Das Bündnis Block G8 hat gestern in Hannover erneut angekündigt, auf friedliche Weise die Zufahrtsstraßen zum G8-Treffen rund um die Uhr zu blockieren. Sprecherin Lea Voigt sagte, das Bündnis rechne mit etwa 20.000 Teilnehmern an den Blockaden. Diese würden durch Kurse vorbereitet, mit Entschlossenheit aufzutreten, aber Eskalation zu verhindern.

Für die konservative Welt, die sich mittlerweile an die Spitze der Warner und Befürworter für scharfe Sicherheitsmaßnahmen stellt, gebe es hingegen bereits "handfeste Hinweise auf geplante Ausschreitungen". Dazu verweist sie auf die Materialien, die während der Razzien gefunden wurden. Der Focus hatte berichtet, es seien in Berlin "Wecker, Drähte, Uhren und größere China-Böller", aus denen man Brandsätze mit Zeitzünder herstellen könne, sowie in Brandenburg Bauanleitungen für unkonventionelle Spreng- und Brandvorrichtungen gefunden worden. Das sind freilich bislang sehr vage Hinweise, die man vermutlich auch mit der Gefährlichkeit einiger der Verdächtigen verbinden muss, die die Durchsuchungen rechtfertigen sollten. Einige der 21 Verdächtigen sind wohl bereits im rüstigen Rentenalter, so dass nicht einmal die Bundesanwaltschaft sich so weit aus dem Fenster lehnen wollte, diese zu beschuldigen, an Anschlägen beteiligt gewesen zu sein. Im Durchsuchungsbeschluss heißt es, aufgrund des "recht vorgerückten Lebensalters dieser Beschuldigten ist davon auszugehen, dass die Anschläge zur Umsetzung der Kampagne nicht von diesen Beschuldigten selbst" ausgeführt worden seien.

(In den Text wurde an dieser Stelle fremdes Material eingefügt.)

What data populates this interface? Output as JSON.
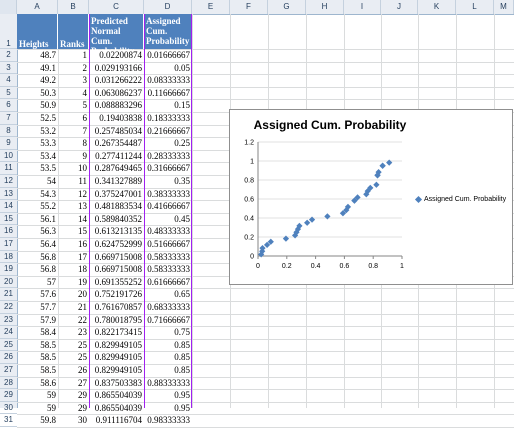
{
  "columns": [
    "A",
    "B",
    "C",
    "D",
    "E",
    "F",
    "G",
    "H",
    "I",
    "J",
    "K",
    "L",
    "M"
  ],
  "headers": {
    "heights": "Heights",
    "ranks": "Ranks",
    "predicted": "Predicted Normal Cum. Probability",
    "assigned": "Assigned Cum. Probability"
  },
  "rows": [
    [
      "48.7",
      "1",
      "0.02200874",
      "0.01666667"
    ],
    [
      "49.1",
      "2",
      "0.029193166",
      "0.05"
    ],
    [
      "49.2",
      "3",
      "0.031266222",
      "0.08333333"
    ],
    [
      "50.3",
      "4",
      "0.063086237",
      "0.11666667"
    ],
    [
      "50.9",
      "5",
      "0.088883296",
      "0.15"
    ],
    [
      "52.5",
      "6",
      "0.19403838",
      "0.18333333"
    ],
    [
      "53.2",
      "7",
      "0.257485034",
      "0.21666667"
    ],
    [
      "53.3",
      "8",
      "0.267354487",
      "0.25"
    ],
    [
      "53.4",
      "9",
      "0.277411244",
      "0.28333333"
    ],
    [
      "53.5",
      "10",
      "0.287649465",
      "0.31666667"
    ],
    [
      "54",
      "11",
      "0.341327889",
      "0.35"
    ],
    [
      "54.3",
      "12",
      "0.375247001",
      "0.38333333"
    ],
    [
      "55.2",
      "13",
      "0.481883534",
      "0.41666667"
    ],
    [
      "56.1",
      "14",
      "0.589840352",
      "0.45"
    ],
    [
      "56.3",
      "15",
      "0.613213135",
      "0.48333333"
    ],
    [
      "56.4",
      "16",
      "0.624752999",
      "0.51666667"
    ],
    [
      "56.8",
      "17",
      "0.669715008",
      "0.58333333"
    ],
    [
      "56.8",
      "18",
      "0.669715008",
      "0.58333333"
    ],
    [
      "57",
      "19",
      "0.691355252",
      "0.61666667"
    ],
    [
      "57.6",
      "20",
      "0.752191726",
      "0.65"
    ],
    [
      "57.7",
      "21",
      "0.761670857",
      "0.68333333"
    ],
    [
      "57.9",
      "22",
      "0.780018795",
      "0.71666667"
    ],
    [
      "58.4",
      "23",
      "0.822173415",
      "0.75"
    ],
    [
      "58.5",
      "25",
      "0.829949105",
      "0.85"
    ],
    [
      "58.5",
      "25",
      "0.829949105",
      "0.85"
    ],
    [
      "58.5",
      "26",
      "0.829949105",
      "0.85"
    ],
    [
      "58.6",
      "27",
      "0.837503383",
      "0.88333333"
    ],
    [
      "59",
      "29",
      "0.865504039",
      "0.95"
    ],
    [
      "59",
      "29",
      "0.865504039",
      "0.95"
    ],
    [
      "59.8",
      "30",
      "0.911116704",
      "0.98333333"
    ]
  ],
  "chart_data": {
    "type": "scatter",
    "title": "Assigned Cum. Probability",
    "series": [
      {
        "name": "Assigned Cum. Probability",
        "x": [
          0.02200874,
          0.029193166,
          0.031266222,
          0.063086237,
          0.088883296,
          0.19403838,
          0.257485034,
          0.267354487,
          0.277411244,
          0.287649465,
          0.341327889,
          0.375247001,
          0.481883534,
          0.589840352,
          0.613213135,
          0.624752999,
          0.669715008,
          0.669715008,
          0.691355252,
          0.752191726,
          0.761670857,
          0.780018795,
          0.822173415,
          0.829949105,
          0.829949105,
          0.829949105,
          0.837503383,
          0.865504039,
          0.865504039,
          0.911116704
        ],
        "y": [
          0.01666667,
          0.05,
          0.08333333,
          0.11666667,
          0.15,
          0.18333333,
          0.21666667,
          0.25,
          0.28333333,
          0.31666667,
          0.35,
          0.38333333,
          0.41666667,
          0.45,
          0.48333333,
          0.51666667,
          0.58333333,
          0.58333333,
          0.61666667,
          0.65,
          0.68333333,
          0.71666667,
          0.75,
          0.85,
          0.85,
          0.85,
          0.88333333,
          0.95,
          0.95,
          0.98333333
        ]
      }
    ],
    "xlim": [
      0,
      1
    ],
    "ylim": [
      0,
      1.2
    ],
    "xticks": [
      "0",
      "0.2",
      "0.4",
      "0.6",
      "0.8",
      "1"
    ],
    "yticks": [
      "0",
      "0.2",
      "0.4",
      "0.6",
      "0.8",
      "1",
      "1.2"
    ],
    "marker_color": "#4f81bd",
    "legend": "right"
  }
}
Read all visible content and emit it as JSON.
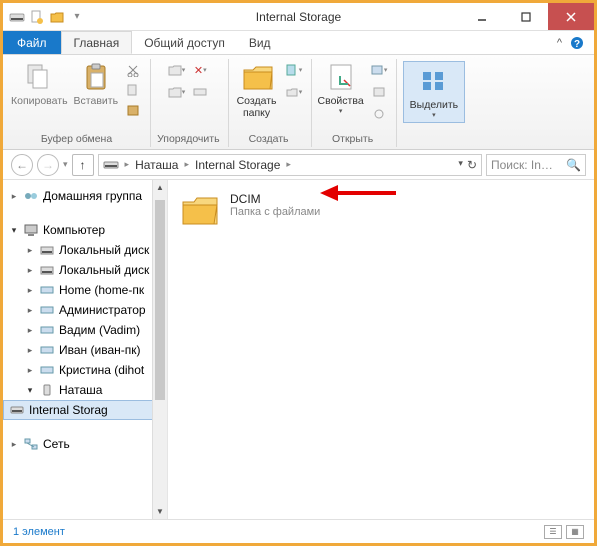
{
  "window": {
    "title": "Internal Storage"
  },
  "tabs": {
    "file": "Файл",
    "home": "Главная",
    "share": "Общий доступ",
    "view": "Вид"
  },
  "ribbon": {
    "copy": "Копировать",
    "paste": "Вставить",
    "clipboard_grp": "Буфер обмена",
    "organize_grp": "Упорядочить",
    "new_folder": "Создать\nпапку",
    "new_grp": "Создать",
    "properties": "Свойства",
    "open_grp": "Открыть",
    "select": "Выделить",
    "select_grp": ""
  },
  "breadcrumbs": [
    "Наташа",
    "Internal Storage"
  ],
  "search": {
    "placeholder": "Поиск: In…"
  },
  "tree": {
    "homegroup": "Домашняя группа",
    "computer": "Компьютер",
    "items": [
      "Локальный диск",
      "Локальный диск",
      "Home (home-пк",
      "Администратор",
      "Вадим (Vadim)",
      "Иван (иван-пк)",
      "Кристина (dihot",
      "Наташа"
    ],
    "selected": "Internal Storag",
    "network": "Сеть"
  },
  "content": {
    "folder_name": "DCIM",
    "folder_desc": "Папка с файлами"
  },
  "status": {
    "count": "1 элемент"
  }
}
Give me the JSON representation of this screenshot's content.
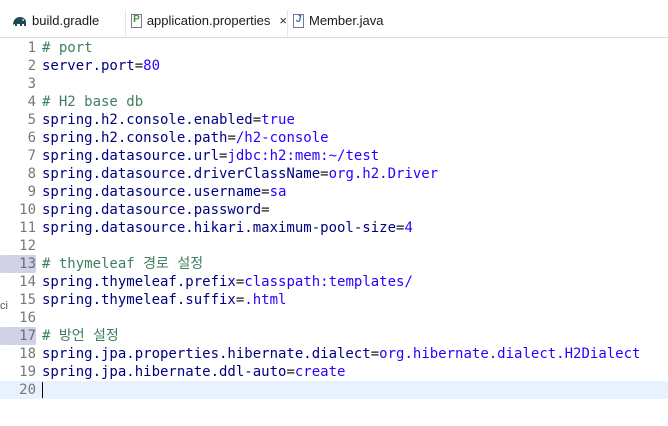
{
  "tabs": [
    {
      "label": "build.gradle",
      "icon": "gradle-elephant-icon",
      "active": false
    },
    {
      "label": "application.properties",
      "icon": "properties-file-icon",
      "active": true,
      "close": "×"
    },
    {
      "label": "Member.java",
      "icon": "java-file-icon",
      "active": false
    }
  ],
  "side_fragment": "ci",
  "lines": [
    {
      "n": "1",
      "kind": "comment",
      "text": "# port"
    },
    {
      "n": "2",
      "kind": "prop",
      "key": "server.port",
      "value": "80"
    },
    {
      "n": "3",
      "kind": "blank"
    },
    {
      "n": "4",
      "kind": "comment",
      "text": "# H2 base db"
    },
    {
      "n": "5",
      "kind": "prop",
      "key": "spring.h2.console.enabled",
      "value": "true"
    },
    {
      "n": "6",
      "kind": "prop",
      "key": "spring.h2.console.path",
      "value": "/h2-console"
    },
    {
      "n": "7",
      "kind": "prop",
      "key": "spring.datasource.url",
      "value": "jdbc:h2:mem:~/test"
    },
    {
      "n": "8",
      "kind": "prop",
      "key": "spring.datasource.driverClassName",
      "value": "org.h2.Driver"
    },
    {
      "n": "9",
      "kind": "prop",
      "key": "spring.datasource.username",
      "value": "sa"
    },
    {
      "n": "10",
      "kind": "prop",
      "key": "spring.datasource.password",
      "value": ""
    },
    {
      "n": "11",
      "kind": "prop",
      "key": "spring.datasource.hikari.maximum-pool-size",
      "value": "4"
    },
    {
      "n": "12",
      "kind": "blank"
    },
    {
      "n": "13",
      "kind": "comment",
      "text": "# thymeleaf 경로 설정",
      "folded": true
    },
    {
      "n": "14",
      "kind": "prop",
      "key": "spring.thymeleaf.prefix",
      "value": "classpath:templates/"
    },
    {
      "n": "15",
      "kind": "prop",
      "key": "spring.thymeleaf.suffix",
      "value": ".html"
    },
    {
      "n": "16",
      "kind": "blank"
    },
    {
      "n": "17",
      "kind": "comment",
      "text": "# 방언 설정",
      "folded": true
    },
    {
      "n": "18",
      "kind": "prop",
      "key": "spring.jpa.properties.hibernate.dialect",
      "value": "org.hibernate.dialect.H2Dialect"
    },
    {
      "n": "19",
      "kind": "prop",
      "key": "spring.jpa.hibernate.ddl-auto",
      "value": "create"
    },
    {
      "n": "20",
      "kind": "blank",
      "current": true
    }
  ]
}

Welt und Bild wollen aber offenbar auf Angstmache und Eskalation nicht verzichten. So verweist die Welt auf Informationen der Bild-Zeitung, dass im Verfassungsschutzbericht auch vor "über Sachbeschädigungen hinausreichenden Aktionsformen" militanter Gruppen gewarnt werde. Es gebe in der linksextremistischen Szene mehr "terroristische Ansätze":

Der Geheimdienst schließe Anschläge auf Personen durch die linksextremistische Szene nicht mehr aus. Mögliche Aktionen richteten sich nicht mehr wie bisher gegen Objekte, sondern auch gegen "Handlanger" und "Profiteure" des "Systems". Der Verfassungsschutz beziffert die Zahl der gewaltbereiten Linksextremisten auf rund 6000 Personen.

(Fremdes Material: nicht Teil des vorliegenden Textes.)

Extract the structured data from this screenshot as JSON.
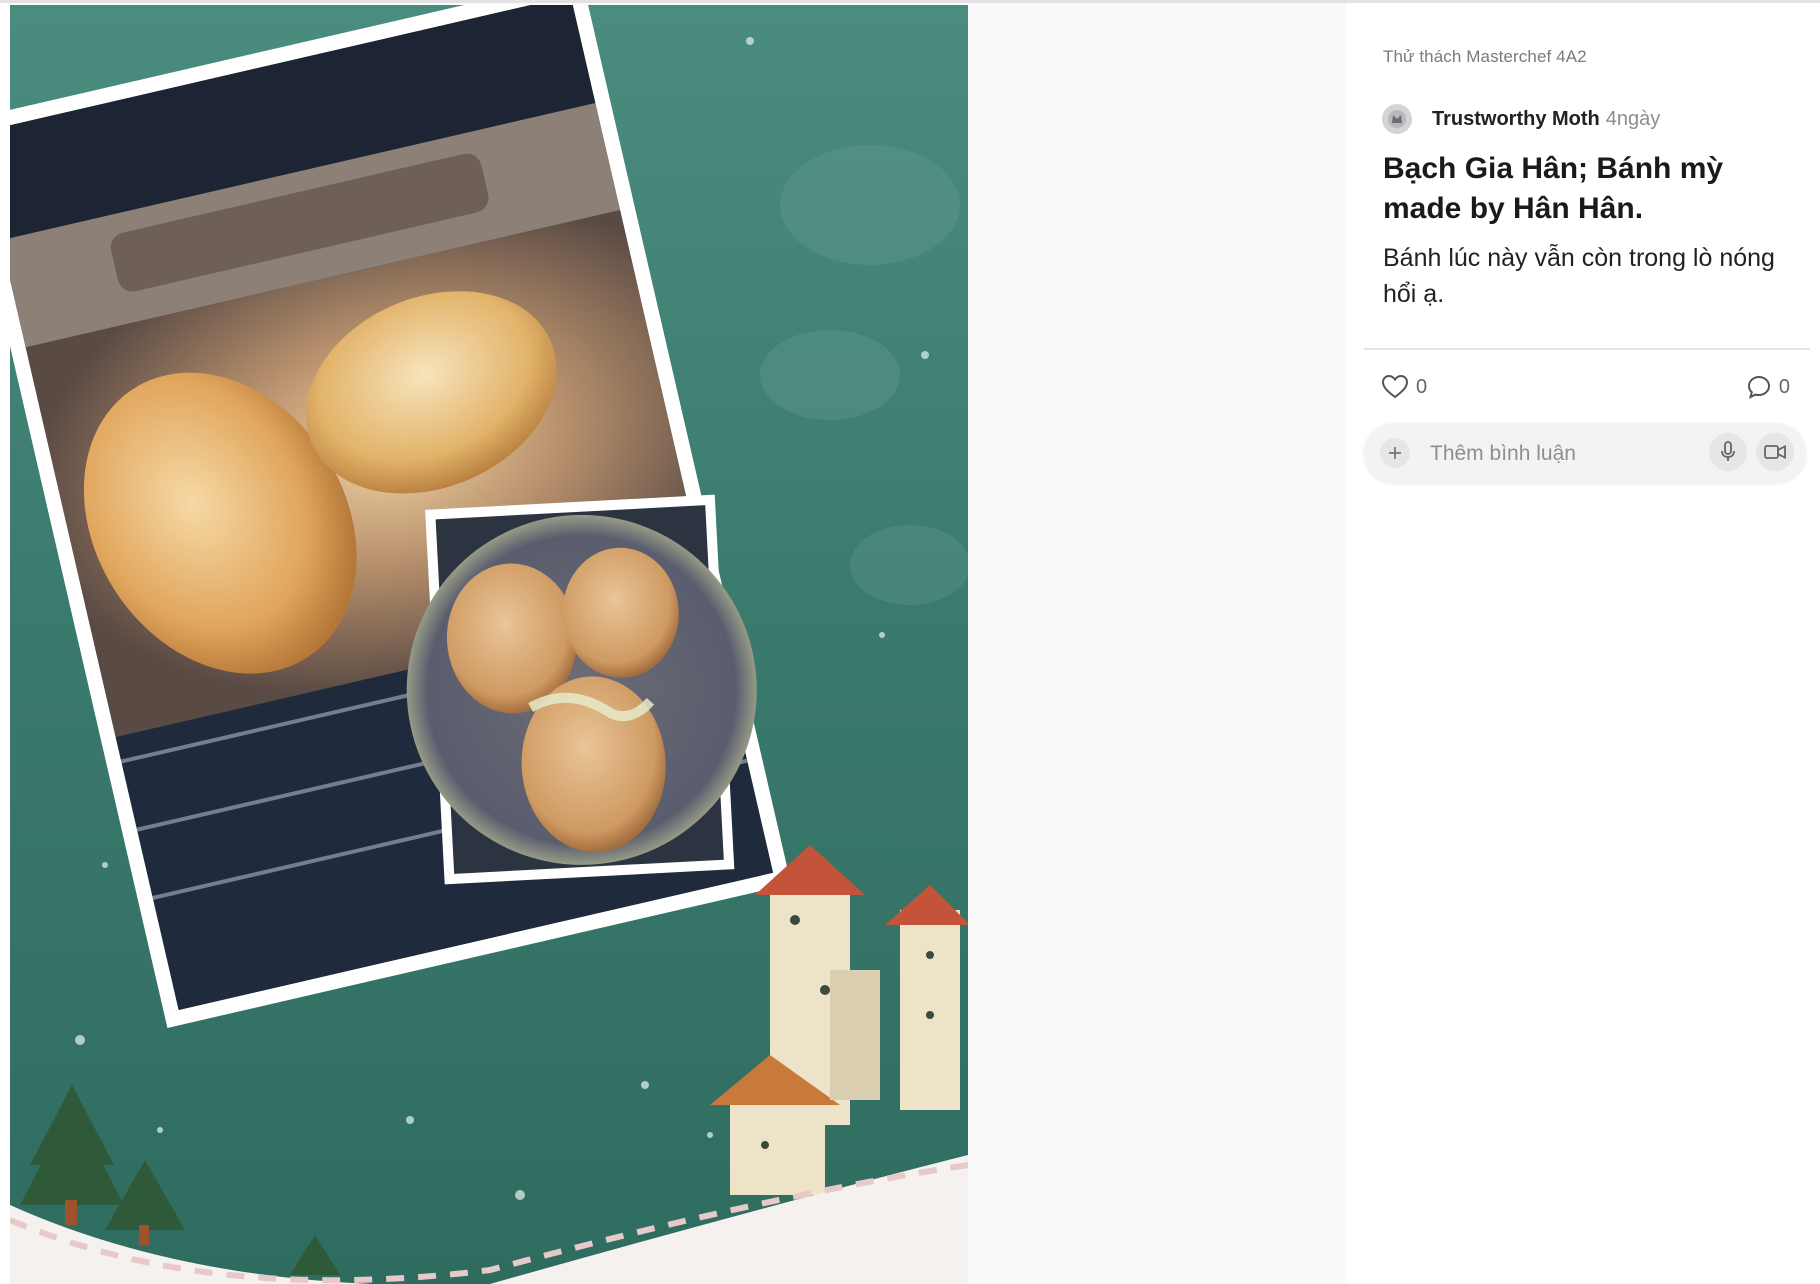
{
  "post": {
    "group_name": "Thử thách Masterchef 4A2",
    "author_name": "Trustworthy Moth",
    "time_ago": "4ngày",
    "title": "Bạch Gia Hân; Bánh mỳ made by Hân Hân.",
    "body": "Bánh lúc này vẫn còn trong lò nóng hổi ạ."
  },
  "reactions": {
    "like_count": "0",
    "comment_count": "0",
    "like_icon": "heart-icon",
    "comment_icon": "speech-bubble-icon"
  },
  "comment_box": {
    "placeholder": "Thêm bình luận",
    "add_icon": "plus-icon",
    "mic_icon": "microphone-icon",
    "video_icon": "video-camera-icon"
  },
  "image": {
    "description_icon": "post-photo",
    "background_color": "#3c7f70"
  }
}
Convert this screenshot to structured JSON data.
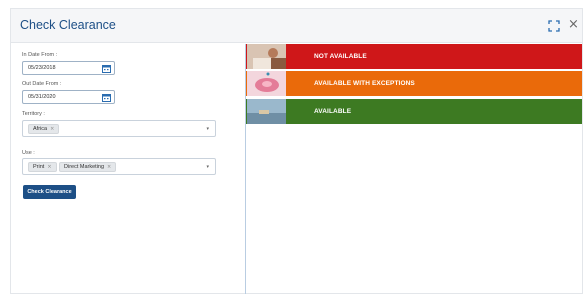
{
  "dialog": {
    "title": "Check Clearance"
  },
  "icons": {
    "expand": "expand-icon",
    "close": "close-icon",
    "calendar": "calendar-icon",
    "chip_remove": "remove-chip-icon",
    "dropdown": "chevron-down-icon"
  },
  "icon_glyphs": {
    "close": "×",
    "chip_remove": "×",
    "caret": "▾"
  },
  "form": {
    "in_date_label": "In Date From :",
    "in_date_value": "05/23/2018",
    "out_date_label": "Out Date From :",
    "out_date_value": "05/31/2020",
    "territory_label": "Territory :",
    "territory_chips": [
      "Africa"
    ],
    "use_label": "Use :",
    "use_chips": [
      "Print",
      "Direct Marketing"
    ],
    "submit_label": "Check Clearance"
  },
  "results": [
    {
      "label": "NOT AVAILABLE",
      "color": "#cf1719"
    },
    {
      "label": "AVAILABLE WITH EXCEPTIONS",
      "color": "#ea6a0a"
    },
    {
      "label": "AVAILABLE",
      "color": "#3d7a22"
    }
  ],
  "colors": {
    "title": "#1d4f86",
    "button": "#1d4f86",
    "divider": "#b9cde2"
  }
}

Davon seien 5.500 "Autonome". Die Bild schreibt, allerdings unter dem Titel "Verfassungsschutzbericht warnt vor Anschlägen auf Politiker!" immerhin auch, dass die Zahl der Gewalttaten gegen Ausländer 2006 um 37 Prozent auf 511 Fälle angestiegen ist. Das aber ist tatsächlich begangene Gewalt. Wichtiger aber scheint doch die Möglichkeit zu sein. So schreibt Bild:

Im Klartext: Der Verfassungsschutz schließt Anschläge auf Politiker und Manager nicht mehr aus! In der Szene würden bereits Aktionen gegen "Handlanger und Profiteure des Systems" diskutiert ("Knieschüsse", "Exekutionen").